In my research I’ve found some interesting things like the rise of the Orthodox Church to its powerful and influential place. I’ve also found that Moscow was a relatively small city that was burned to the ground before the Mongols came. But I haven’t really been able to find much in the way of cultural impacts, and I was wondering if anyone more knowledgeable on the topic knew anything. Or if anyone is able to find some sources that I haven’t been able to find. Any help and discussion would be greatly appreciated.
I also have noticed that there isn’t a lot of direct influence, like adoption of religions or traditions since the mongols didn’t occupy Russia like they did China or Persia.

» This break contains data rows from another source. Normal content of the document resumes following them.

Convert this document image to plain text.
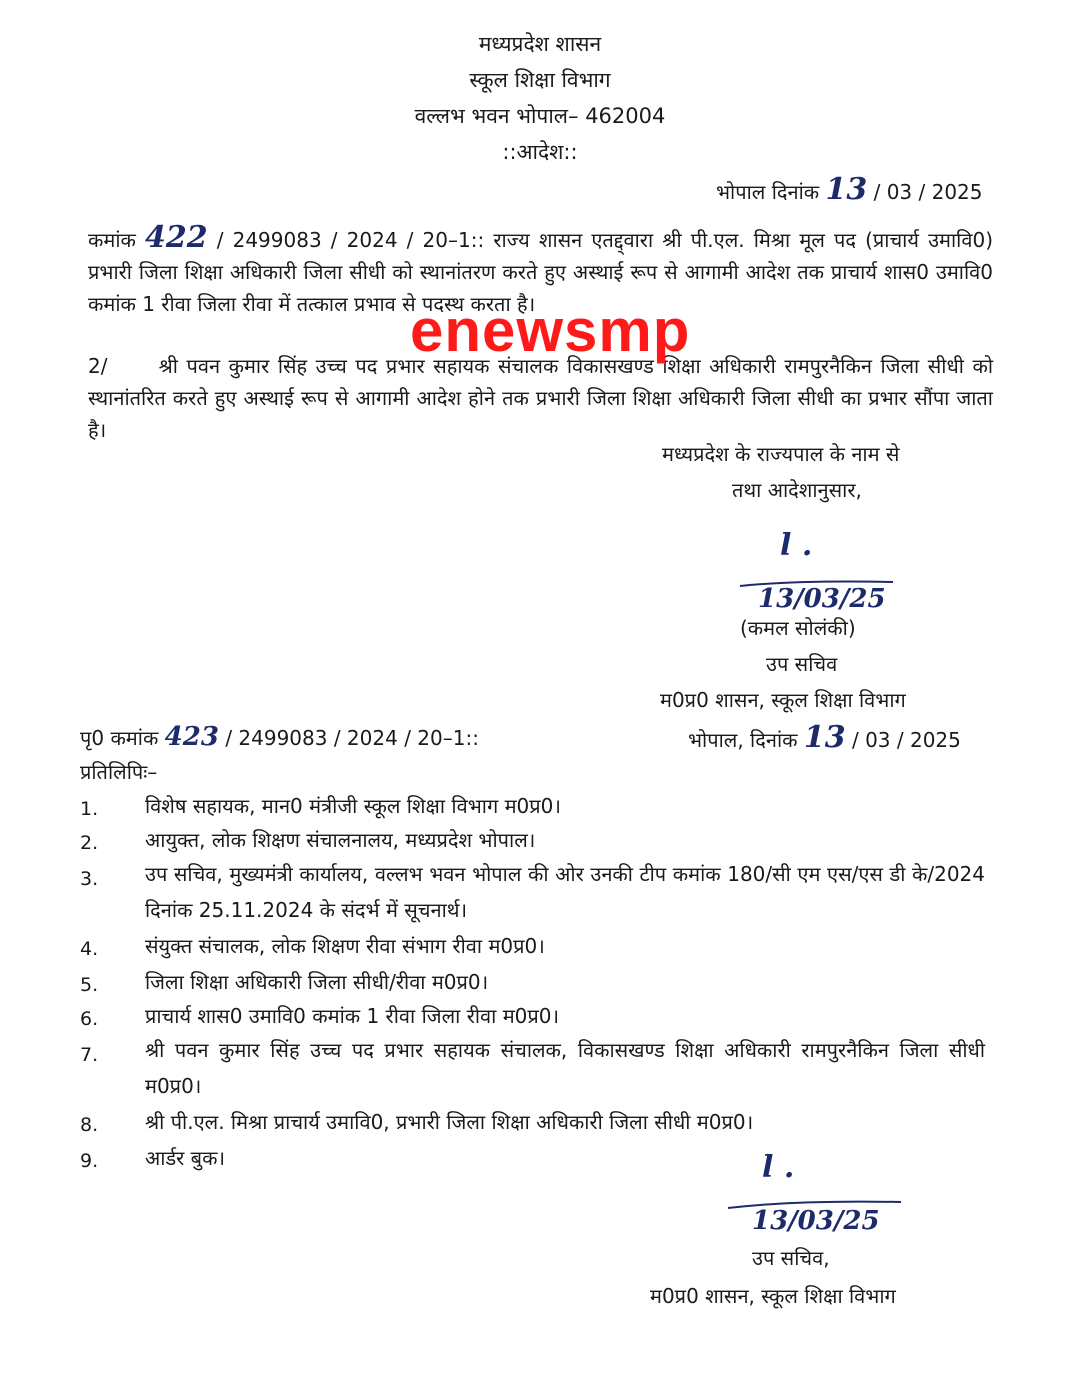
मध्यप्रदेश शासन
स्कूल शिक्षा विभाग
वल्लभ भवन भोपाल– 462004
::आदेश::
भोपाल दिनांक 13 / 03 / 2025
कमांक 422 / 2499083 / 2024 / 20–1:: राज्य शासन एतद्द्वारा श्री पी.एल. मिश्रा मूल पद (प्राचार्य उमावि0) प्रभारी जिला शिक्षा अधिकारी जिला सीधी को स्थानांतरण करते हुए अस्थाई रूप से आगामी आदेश तक प्राचार्य शास0 उमावि0 कमांक 1 रीवा जिला रीवा में तत्काल प्रभाव से पदस्थ करता है।
2/	श्री पवन कुमार सिंह उच्च पद प्रभार सहायक संचालक विकासखण्ड शिक्षा अधिकारी रामपुरनैकिन जिला सीधी को स्थानांतरित करते हुए अस्थाई रूप से आगामी आदेश होने तक प्रभारी जिला शिक्षा अधिकारी जिला सीधी का प्रभार सौंपा जाता है।
enewsmp
मध्यप्रदेश के राज्यपाल के नाम से
तथा आदेशानुसार,
l .
13/03/25
(कमल सोलंकी)
उप सचिव
म0प्र0 शासन, स्कूल शिक्षा विभाग
भोपाल, दिनांक 13 / 03 / 2025
पृ0 कमांक 423 / 2499083 / 2024 / 20–1::
प्रतिलिपिः–
1. विशेष सहायक, मान0 मंत्रीजी स्कूल शिक्षा विभाग म0प्र0।
2. आयुक्त, लोक शिक्षण संचालनालय, मध्यप्रदेश भोपाल।
3. उप सचिव, मुख्यमंत्री कार्यालय, वल्लभ भवन भोपाल की ओर उनकी टीप कमांक 180/सी एम एस/एस डी के/2024 दिनांक 25.11.2024 के संदर्भ में सूचनार्थ।
4. संयुक्त संचालक, लोक शिक्षण रीवा संभाग रीवा म0प्र0।
5. जिला शिक्षा अधिकारी जिला सीधी/रीवा म0प्र0।
6. प्राचार्य शास0 उमावि0 कमांक 1 रीवा जिला रीवा म0प्र0।
7. श्री पवन कुमार सिंह उच्च पद प्रभार सहायक संचालक, विकासखण्ड शिक्षा अधिकारी रामपुरनैकिन जिला सीधी म0प्र0।
8. श्री पी.एल. मिश्रा प्राचार्य उमावि0, प्रभारी जिला शिक्षा अधिकारी जिला सीधी म0प्र0।
9. आर्डर बुक।	l .
13/03/25
उप सचिव,
म0प्र0 शासन, स्कूल शिक्षा विभाग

As for how the Golden Horde affected the way of thinking as well as the cultural memory of the Russians, I suppose Charles J. Halperin's works like Russia and the Golden Horde (1987) (especially its chapter VI, titled as "The Russian "Theory" of Mongol Rule") should be your departure point.
Halperin analyzes some pieces of medieval Russian chronicle as well as literature, and if you cannot read them in original language, you can check the availability of the English translation in another previous post of mine here, What are some good primary sources from Mongolian Russia (from around 1240 to 1400)?

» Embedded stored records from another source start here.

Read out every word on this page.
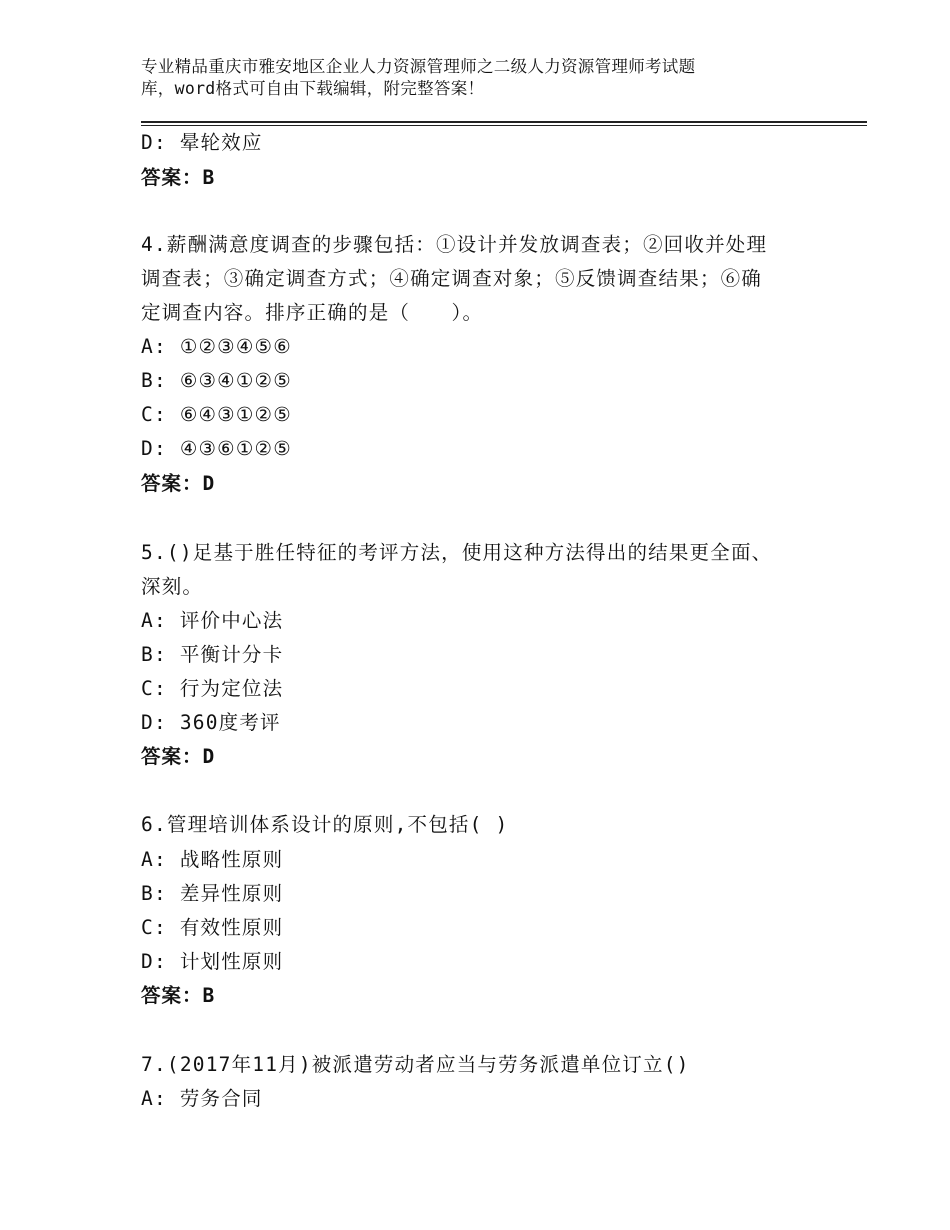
专业精品重庆市雅安地区企业人力资源管理师之二级人力资源管理师考试题
库，word格式可自由下载编辑，附完整答案！
D: 晕轮效应
答案：B
4.薪酬满意度调查的步骤包括：①设计并发放调查表；②回收并处理
调查表；③确定调查方式；④确定调查对象；⑤反馈调查结果；⑥确
定调查内容。排序正确的是（　　）。
A: ①②③④⑤⑥
B: ⑥③④①②⑤
C: ⑥④③①②⑤
D: ④③⑥①②⑤
答案：D
5.()足基于胜任特征的考评方法，使用这种方法得出的结果更全面、
深刻。
A: 评价中心法
B: 平衡计分卡
C: 行为定位法
D: 360度考评
答案：D
6.管理培训体系设计的原则,不包括( )
A: 战略性原则
B: 差异性原则
C: 有效性原则
D: 计划性原则
答案：B
7.(2017年11月)被派遣劳动者应当与劳务派遣单位订立()
A: 劳务合同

I'm not sure whether the key text like The Tale of the Destruction of Ryazan (Повесть о разорении Рязани Батыем) is easily available to you in English (at least Zadonschchina (Задонщина) should be found in the classical reader, Medieval Russia's Epics, Chronicles, and Tales, trans. Serge Zenkovsky).

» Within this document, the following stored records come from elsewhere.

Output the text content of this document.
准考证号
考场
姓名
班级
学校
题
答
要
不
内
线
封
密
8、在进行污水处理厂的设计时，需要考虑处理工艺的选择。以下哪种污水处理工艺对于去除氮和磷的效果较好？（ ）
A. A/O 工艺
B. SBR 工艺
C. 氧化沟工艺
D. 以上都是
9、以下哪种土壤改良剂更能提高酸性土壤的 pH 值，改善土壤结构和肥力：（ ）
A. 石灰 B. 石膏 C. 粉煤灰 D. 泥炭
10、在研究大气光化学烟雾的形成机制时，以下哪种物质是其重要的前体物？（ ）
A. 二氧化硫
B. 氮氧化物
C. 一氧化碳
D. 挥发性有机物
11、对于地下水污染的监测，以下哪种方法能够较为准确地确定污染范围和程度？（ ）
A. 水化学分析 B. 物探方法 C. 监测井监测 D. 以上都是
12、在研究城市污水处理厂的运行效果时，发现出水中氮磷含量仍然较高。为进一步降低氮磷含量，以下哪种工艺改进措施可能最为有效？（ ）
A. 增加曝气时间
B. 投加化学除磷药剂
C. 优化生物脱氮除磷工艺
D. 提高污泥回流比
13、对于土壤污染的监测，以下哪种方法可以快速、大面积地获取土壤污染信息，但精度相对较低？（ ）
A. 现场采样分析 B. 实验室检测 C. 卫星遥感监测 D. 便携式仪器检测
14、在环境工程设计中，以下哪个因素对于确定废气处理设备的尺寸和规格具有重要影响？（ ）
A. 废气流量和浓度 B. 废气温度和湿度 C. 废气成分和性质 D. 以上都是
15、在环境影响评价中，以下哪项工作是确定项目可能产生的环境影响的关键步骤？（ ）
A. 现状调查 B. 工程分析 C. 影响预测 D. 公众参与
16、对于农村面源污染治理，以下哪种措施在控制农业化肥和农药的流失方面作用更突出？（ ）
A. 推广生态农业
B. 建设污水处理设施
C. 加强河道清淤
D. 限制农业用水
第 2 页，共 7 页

It is also important to keep in mind that the contemporary and later views of the Russians to the domination of the Mongols have often differed, and the discourse of so-called Tatar Yoke had formed not only in the actual period, but later especially in early modern period when Moscow consolidated and conquered successor states of the Golden Horde like the Khanate of Kazan.
Ostrowski, Donald. Moscovy and the Mongols: Cross-Cultural Influences on the Steppe Frontier, 1304-1589. Cambridge: Cambridge UP, 1998: is another seminar work, analyzing several possible elements in longer term.
On the other hand, have you also checked John Meyendorf, Byzantium and the Rise of Russia: A Study of Byzantino-Russian Relations in the Fourteenth Century, Cambridge: Cambridge UP, 1982, for the basic religious background of the period?